How To Report Identity Theft
If a person discovers they, or someone they know, is a victim of tax identity theft, or tax-related fraud, they can take the following steps:
- Contact the IRS immediately. If a person receives a notice, they should respond immediately. They can also contact the IRS at their helpline number to secure their tax account and Social Security number (SSN).
- Complete and submit an IRS fraud Affidavit. IRS Form 14039, Fraud Affidavit, is a fillable form on the IRS website. It is filled out when an individual tries to e-file their taxes and gets rejected due to a replica filing. The victim must fill out and print the forms, attach it to the paper return, and mail everything to the IRS.
- Don’t stop paying taxes. Even during a possible tax-related fraud incident, the individual should continue to keep paying their normal taxes, and file their income tax return by paper.
- Contact the FTC. Once they’ve completed all these steps, the individual can start resolving things with the IRS, contact the FTC, and file a complaint via identitytheft.gov.
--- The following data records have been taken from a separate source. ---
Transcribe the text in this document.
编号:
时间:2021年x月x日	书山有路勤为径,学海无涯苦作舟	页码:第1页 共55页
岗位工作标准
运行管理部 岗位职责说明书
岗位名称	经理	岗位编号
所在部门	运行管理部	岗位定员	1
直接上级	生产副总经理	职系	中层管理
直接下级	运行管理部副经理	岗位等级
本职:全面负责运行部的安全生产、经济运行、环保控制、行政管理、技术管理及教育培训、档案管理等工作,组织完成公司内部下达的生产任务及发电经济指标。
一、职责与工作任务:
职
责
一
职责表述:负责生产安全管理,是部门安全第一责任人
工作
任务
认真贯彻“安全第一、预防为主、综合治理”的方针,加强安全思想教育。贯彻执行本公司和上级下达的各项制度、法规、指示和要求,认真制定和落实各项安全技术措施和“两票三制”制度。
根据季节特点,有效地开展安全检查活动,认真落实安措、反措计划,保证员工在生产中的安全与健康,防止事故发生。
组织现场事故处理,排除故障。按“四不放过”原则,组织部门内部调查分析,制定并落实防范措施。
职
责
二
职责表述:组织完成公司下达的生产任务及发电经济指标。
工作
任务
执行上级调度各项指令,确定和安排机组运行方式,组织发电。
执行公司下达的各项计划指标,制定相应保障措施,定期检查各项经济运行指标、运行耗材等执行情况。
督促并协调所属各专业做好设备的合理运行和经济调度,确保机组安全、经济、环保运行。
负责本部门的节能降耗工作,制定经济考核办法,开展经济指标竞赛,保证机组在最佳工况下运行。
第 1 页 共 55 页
- Place a fraud alert on your credit record. The individual should contact one among the three major credit reporting companies (Equifax, Experian, TransUnion) in order to place a fraud alert on their credit report.
Unfortunately, even once these steps have been taken by the victim, there are still ways for criminals to steal and use their identity. Further, new tax scams are emerging every year. There also are IRS imposter scams and situations, where thieves steal the child’s Social Security number (SSN) and claim them as a dependent for the victim’s returns.